Laugh all you want, its good for the soul. But do consider that there is a huge part of history, mostly about the "whys" of the "whats" that never got written down, never put into official documents, and so today there is little or no "proof" to be found, other than the stories of the past.
Even SNOPES cannot find what is not there to be found.
Consider that it was an era when often things that "everyone knew" and things that were "common sense" were rarely written into rules or laws or histories, simply because since everyone knew it, there was no point in writing it down.
Remember that absence of evidence is not evidence of absence, it is only absence of evidence.
For example, a few years back a researcher determined that firearms were rare and uncommon, and only owned by a very few people in Colonial America. He drew this conclusion from an absence of evidence in the records he studied. He studied the (surviving)wills and property bequests of Colonial era. Found that firearms were mentioned only extremely rarely, and so based his conclusion on that (and that alone, apparently).
ONE of the many points he missed taking into account was simply that, in those days, firearms and most other personal property simply wasn't specifically put into wills. Land, yes, that was formal and legal, but nearly everything else was much more informal, and things like firearms, household goods, and such simply weren't written into the wills.
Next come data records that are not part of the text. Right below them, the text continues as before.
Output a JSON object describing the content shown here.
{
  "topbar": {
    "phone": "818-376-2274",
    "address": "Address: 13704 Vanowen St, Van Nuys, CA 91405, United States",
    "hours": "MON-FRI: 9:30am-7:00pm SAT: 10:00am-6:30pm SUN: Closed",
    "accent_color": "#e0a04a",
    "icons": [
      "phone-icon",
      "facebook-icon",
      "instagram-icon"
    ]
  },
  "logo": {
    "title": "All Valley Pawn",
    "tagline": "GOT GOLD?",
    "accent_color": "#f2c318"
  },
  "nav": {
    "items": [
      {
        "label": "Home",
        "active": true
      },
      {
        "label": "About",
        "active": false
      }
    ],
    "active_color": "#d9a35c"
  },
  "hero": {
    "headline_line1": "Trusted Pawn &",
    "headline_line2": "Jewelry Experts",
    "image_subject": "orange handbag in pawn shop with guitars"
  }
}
But since that guy didn't find evidence, he decided there was absence.
He was proven wrong, of course.
Specifically regarding .45s the Army had several decades of experience using .45 caliber pistols, knew what they did, and didn't do. "Horse down, man down" was a proven thing, and after they had a less than happy experience with the .38 revolvers of the day, they wanted the proven performance of a .45 in their new semi auto pistol round. And, they got it.